Keinginan Sayuri menemui adiknya sebelum diberangkatkan ke Asia Tenggara membuatnya nekat pergi ke Tokyo bersama sahabatnya, Reiko yang juga ingin mencari tunangannya, Yukio, yang ikut terbawa arus perang yang mengganas.

Dalam pencariannya itu, mereka bekerja di Rumah Sakit Ohashi sebagai perawat. Hingga suatu hari, Sayuri menemukan Yukio terbaring sekarat. Keadaannya sangat parah dengan wajah hancur. Sambil terus menerus menyebut nama Reiko, ia akhirnya meninggal dunia.
Dengan suatu petunjuk, perjalanan mereka berlanjut menuju utara Tokyo. Mereka kembali menjadi perawat. Setelah pencarian berminggu-minggu, mereka berhasil menemukan Hiro. Seminggu setelahnya, unit pasukan Hiro berlayar ke Singapura. Tetapi kapal yang ditumpanginya tenggelam ditorpedo oleh kapal selam Amerika.

Amarah Sayuri bergelora dan ia bersumpah akan membalas mereka karena membunuh adiknya. Seakan belum cukup perang memporak-porandakan hati dan kehidupannya, Sayuri harus menerima kenyataan sahabatnya Reiko tewas tertimpa serangan bom yang dilancarkan oleh pihak musuh.

Tak ada yang tersisa di Tokyo, Sayuri memutuskan pergi ke Mitaka untuk menjadi seorang pilot Kamikaze—keinginan terpendamnya yang begitu lama tersimpan. Di sana, ia mengubah kehidupannya menjadi laki-laki dan bertemu kekasih hatinya bernama Takushi.

Penggambaran latar dari tahun 1941 hingga 1945 selama perang berlangsung, sangat mendetail. Bermula dari kehidupan di kota Matsumoto, hingga ke kota besar Tokyo. Kisah Sayuri cukup panjang, namun dengan alur yang cepat, saya pun terbawa alirannya hingga titik terakhir.

Kegelisahan, kebingungan, dan kemarahan Sayuri sangat jelas saya rasakan. Dampak yang dibawa oleh perang selalu menyakitkan. Merenggut nyawa tersayang orang-orang yang kita miliki. Terutama Jepang, sebagai salah satu pelaku besar Perang Dunia Kedua, gencar melakukan serangan-serangan kepada pihak Amerika, mengambil para lelaki—entah itu putra, suami, atau ayah mereka—dan menyisakan perempuan serta para orang tua menanggung kesedihan mengorbankan keluarga mereka.

Penuturan ceritanya yang mengalir dan pendalaman karakter Sayuri terasa seolah-olah kita sendiri yang mengalaminya.
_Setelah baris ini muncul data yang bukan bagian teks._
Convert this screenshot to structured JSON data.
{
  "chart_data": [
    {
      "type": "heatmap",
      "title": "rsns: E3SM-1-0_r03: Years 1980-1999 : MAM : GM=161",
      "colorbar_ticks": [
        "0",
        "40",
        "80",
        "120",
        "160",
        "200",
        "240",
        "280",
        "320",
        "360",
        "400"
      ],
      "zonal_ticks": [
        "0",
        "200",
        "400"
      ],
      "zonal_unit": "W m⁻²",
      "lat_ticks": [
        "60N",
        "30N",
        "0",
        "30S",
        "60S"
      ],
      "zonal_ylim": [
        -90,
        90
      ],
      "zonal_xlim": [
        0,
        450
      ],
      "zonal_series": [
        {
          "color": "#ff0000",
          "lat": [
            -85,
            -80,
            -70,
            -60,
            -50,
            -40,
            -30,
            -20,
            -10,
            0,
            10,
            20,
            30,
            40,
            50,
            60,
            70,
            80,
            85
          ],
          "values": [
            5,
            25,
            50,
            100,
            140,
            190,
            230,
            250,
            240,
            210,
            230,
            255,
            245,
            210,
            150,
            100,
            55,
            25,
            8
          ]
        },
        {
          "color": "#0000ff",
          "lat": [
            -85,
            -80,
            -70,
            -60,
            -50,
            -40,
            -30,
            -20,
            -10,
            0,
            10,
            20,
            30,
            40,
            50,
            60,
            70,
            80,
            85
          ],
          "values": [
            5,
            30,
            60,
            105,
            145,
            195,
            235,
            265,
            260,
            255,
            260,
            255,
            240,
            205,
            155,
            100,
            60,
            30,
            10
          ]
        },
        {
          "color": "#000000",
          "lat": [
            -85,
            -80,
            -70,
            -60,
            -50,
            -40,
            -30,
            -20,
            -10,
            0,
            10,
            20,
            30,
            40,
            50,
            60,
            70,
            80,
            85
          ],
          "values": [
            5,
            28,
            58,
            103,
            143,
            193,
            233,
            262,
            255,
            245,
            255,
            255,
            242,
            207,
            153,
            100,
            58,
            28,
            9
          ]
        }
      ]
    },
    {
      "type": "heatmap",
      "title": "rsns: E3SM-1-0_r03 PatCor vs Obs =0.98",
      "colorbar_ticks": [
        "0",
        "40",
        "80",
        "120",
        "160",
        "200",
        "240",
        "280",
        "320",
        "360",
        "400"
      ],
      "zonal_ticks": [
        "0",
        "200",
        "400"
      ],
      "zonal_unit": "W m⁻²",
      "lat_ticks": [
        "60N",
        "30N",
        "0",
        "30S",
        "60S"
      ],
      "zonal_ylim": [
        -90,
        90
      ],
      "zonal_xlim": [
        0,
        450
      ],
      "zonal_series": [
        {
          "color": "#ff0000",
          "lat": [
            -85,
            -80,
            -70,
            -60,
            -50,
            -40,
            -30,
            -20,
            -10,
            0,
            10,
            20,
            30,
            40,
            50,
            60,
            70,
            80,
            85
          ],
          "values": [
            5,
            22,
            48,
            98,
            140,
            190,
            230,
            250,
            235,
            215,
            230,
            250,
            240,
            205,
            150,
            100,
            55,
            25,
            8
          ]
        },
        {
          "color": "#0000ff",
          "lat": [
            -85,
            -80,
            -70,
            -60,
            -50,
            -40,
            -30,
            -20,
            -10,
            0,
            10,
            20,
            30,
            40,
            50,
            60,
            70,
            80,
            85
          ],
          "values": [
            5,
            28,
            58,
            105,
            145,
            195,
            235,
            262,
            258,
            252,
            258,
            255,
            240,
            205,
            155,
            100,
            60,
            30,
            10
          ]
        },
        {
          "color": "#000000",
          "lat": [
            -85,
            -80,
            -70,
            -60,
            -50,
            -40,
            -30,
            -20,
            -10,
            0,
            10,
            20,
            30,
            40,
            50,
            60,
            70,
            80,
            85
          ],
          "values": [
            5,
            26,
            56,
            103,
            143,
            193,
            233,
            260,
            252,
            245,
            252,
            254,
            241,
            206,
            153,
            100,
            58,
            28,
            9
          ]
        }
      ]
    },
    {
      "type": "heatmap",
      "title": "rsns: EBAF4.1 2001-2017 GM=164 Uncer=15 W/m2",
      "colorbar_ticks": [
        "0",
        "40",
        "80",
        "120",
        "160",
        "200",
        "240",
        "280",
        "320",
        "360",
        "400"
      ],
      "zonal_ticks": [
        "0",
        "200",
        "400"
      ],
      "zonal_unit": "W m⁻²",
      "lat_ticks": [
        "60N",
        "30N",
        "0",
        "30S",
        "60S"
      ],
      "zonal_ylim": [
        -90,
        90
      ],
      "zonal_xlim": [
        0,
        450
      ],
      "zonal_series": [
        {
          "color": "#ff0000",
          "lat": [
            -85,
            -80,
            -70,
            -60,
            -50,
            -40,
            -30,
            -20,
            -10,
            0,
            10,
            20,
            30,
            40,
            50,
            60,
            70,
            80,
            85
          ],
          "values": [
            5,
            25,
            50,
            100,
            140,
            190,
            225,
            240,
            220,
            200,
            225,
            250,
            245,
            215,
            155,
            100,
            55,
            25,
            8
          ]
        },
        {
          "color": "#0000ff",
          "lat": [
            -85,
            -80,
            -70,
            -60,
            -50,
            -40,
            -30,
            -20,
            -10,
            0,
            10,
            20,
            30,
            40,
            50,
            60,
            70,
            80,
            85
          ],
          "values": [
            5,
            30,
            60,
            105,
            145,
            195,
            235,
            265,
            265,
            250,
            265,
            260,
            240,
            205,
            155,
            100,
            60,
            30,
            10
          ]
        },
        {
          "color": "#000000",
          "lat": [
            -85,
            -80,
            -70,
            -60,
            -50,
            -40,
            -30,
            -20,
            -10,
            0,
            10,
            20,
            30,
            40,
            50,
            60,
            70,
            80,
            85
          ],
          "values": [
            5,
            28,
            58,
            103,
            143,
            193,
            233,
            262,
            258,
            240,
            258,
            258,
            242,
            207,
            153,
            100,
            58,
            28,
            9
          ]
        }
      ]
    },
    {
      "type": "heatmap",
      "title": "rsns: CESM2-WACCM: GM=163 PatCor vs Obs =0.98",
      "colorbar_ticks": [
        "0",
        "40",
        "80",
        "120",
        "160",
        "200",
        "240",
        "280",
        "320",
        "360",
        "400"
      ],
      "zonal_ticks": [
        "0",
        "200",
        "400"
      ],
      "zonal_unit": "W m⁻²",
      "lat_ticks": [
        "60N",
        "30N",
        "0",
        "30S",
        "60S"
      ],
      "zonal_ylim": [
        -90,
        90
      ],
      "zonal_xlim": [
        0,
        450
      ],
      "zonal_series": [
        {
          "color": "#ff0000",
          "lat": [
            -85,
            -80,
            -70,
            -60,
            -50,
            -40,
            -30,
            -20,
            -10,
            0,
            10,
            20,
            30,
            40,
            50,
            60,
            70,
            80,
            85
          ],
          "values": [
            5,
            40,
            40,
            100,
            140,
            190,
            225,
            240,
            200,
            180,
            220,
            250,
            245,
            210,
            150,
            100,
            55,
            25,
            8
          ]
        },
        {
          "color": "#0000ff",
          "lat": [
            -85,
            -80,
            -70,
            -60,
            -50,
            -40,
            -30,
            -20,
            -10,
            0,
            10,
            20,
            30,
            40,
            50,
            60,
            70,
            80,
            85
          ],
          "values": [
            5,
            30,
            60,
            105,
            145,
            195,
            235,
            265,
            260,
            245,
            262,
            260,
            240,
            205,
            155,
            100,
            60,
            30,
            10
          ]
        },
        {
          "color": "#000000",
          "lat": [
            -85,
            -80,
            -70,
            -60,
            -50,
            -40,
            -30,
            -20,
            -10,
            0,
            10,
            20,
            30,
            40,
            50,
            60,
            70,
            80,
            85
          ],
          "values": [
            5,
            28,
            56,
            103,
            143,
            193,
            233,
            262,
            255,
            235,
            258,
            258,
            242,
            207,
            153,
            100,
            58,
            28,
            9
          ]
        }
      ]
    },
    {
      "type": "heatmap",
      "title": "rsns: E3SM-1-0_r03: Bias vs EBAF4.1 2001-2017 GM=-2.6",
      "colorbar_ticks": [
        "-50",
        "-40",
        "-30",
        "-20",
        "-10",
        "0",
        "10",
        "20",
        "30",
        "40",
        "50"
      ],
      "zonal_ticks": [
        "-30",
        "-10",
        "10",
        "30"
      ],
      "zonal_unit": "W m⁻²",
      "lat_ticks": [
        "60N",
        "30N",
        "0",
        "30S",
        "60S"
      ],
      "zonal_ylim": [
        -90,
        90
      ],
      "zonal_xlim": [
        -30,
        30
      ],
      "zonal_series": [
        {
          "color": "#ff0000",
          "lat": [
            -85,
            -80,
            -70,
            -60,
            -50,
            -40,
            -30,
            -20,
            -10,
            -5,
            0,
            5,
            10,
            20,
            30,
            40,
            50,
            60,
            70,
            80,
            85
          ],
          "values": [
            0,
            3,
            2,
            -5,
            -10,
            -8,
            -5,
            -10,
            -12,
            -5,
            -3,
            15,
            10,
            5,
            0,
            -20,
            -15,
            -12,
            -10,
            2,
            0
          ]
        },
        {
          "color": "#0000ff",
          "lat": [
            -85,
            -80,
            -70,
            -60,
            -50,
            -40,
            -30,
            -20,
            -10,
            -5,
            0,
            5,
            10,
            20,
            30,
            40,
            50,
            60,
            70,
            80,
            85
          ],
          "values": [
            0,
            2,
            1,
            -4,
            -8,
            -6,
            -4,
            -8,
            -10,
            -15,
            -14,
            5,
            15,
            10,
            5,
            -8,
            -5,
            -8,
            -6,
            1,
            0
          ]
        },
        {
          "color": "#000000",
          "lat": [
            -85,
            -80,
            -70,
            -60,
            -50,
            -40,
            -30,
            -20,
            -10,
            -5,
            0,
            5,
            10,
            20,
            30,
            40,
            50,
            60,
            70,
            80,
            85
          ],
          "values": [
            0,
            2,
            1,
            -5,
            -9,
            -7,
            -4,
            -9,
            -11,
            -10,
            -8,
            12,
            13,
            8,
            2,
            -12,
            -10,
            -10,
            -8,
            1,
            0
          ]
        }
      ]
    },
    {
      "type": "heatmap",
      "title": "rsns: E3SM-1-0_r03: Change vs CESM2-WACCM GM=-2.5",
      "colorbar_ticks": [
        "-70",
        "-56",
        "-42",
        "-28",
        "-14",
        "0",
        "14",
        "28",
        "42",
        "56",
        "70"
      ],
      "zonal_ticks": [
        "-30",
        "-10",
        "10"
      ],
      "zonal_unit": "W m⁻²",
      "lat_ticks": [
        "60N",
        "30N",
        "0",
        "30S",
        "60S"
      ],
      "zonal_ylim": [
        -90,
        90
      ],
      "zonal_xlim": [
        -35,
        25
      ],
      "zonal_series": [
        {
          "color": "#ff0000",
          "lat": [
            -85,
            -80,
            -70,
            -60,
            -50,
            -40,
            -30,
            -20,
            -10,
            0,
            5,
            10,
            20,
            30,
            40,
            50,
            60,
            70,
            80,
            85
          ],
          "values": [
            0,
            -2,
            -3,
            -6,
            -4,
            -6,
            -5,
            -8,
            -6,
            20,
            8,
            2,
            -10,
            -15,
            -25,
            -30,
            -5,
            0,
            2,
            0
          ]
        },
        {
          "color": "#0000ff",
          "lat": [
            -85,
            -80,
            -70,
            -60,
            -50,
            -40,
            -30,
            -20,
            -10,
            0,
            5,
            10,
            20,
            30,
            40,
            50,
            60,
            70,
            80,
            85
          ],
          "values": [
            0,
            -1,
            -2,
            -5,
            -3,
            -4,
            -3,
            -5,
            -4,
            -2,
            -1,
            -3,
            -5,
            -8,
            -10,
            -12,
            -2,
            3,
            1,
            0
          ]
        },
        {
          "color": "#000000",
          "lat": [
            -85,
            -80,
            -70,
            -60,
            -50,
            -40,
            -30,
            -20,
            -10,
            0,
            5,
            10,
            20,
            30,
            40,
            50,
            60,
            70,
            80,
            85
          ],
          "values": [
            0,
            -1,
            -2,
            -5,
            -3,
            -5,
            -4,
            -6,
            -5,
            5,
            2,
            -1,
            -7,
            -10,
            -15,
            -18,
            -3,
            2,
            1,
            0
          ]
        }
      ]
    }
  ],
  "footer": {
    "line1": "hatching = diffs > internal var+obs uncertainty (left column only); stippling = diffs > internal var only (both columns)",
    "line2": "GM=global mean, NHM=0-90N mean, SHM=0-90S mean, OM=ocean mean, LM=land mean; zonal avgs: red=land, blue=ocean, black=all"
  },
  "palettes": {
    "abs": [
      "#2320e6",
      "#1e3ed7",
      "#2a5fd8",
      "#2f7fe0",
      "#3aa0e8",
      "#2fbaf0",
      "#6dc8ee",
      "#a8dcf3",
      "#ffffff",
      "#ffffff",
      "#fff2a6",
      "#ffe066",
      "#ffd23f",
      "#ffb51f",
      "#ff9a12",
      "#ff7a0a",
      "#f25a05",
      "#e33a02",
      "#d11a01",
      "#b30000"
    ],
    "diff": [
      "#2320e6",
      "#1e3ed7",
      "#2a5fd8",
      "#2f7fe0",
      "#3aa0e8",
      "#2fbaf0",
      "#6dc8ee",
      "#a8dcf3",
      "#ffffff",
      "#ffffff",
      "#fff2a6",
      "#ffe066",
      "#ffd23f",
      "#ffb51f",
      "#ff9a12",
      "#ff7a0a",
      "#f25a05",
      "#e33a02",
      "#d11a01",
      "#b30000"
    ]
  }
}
Kerasnya perjuangan bertahan di tengah perang  disertai kegalauan dan amarah yang memuncak ditinggalkan orang-orang terkasih begitu menyentuh, membuat pembaca ikut bersimpati atas apa yang terjadi pada tokoh utamanya.

Pertemuan Sayuri dengan Takushi memberikan kisah manis tersendiri di sela-sela alur cerita yang menegangkan. Penasaran akan menuju ke mana hubungan mereka memaksa saya terus membaca hingga akhir. Ketika penuturan kisah masa lalu Sayuri usai, dan kembali menuju Rika Kobayashi, seorang wanita tua yang terus menyimpan beban akan pahitnya kehidupannya dulu tanpa berbagi, hingga Mayumi muncul dan menjadi orang pertama—dan terakhir—yang mendengarkan kisah tragis itu secara langsung.

Pergantian setting dari masa kini menuju masa lalu Sayuri ditata dengan apik tanpa membingungkan pembacanya. Karena ini adalah buku terjemahan, mungkin bagi sebagian orang tata bahasanya agak berbeda dengan novel Indonesia pada umumnya. Namun secara keseluruhan, novel ini sungguh terlalu sayang untuk dilewatkan. Sangat direkomendasikan bagi mereka yang menyukai Jepang, sejarah, atau kisah roman yang dikemas dengan gaya penceritaan yang unik.

Empat bintang saya berikan untuk Mawar Jepang!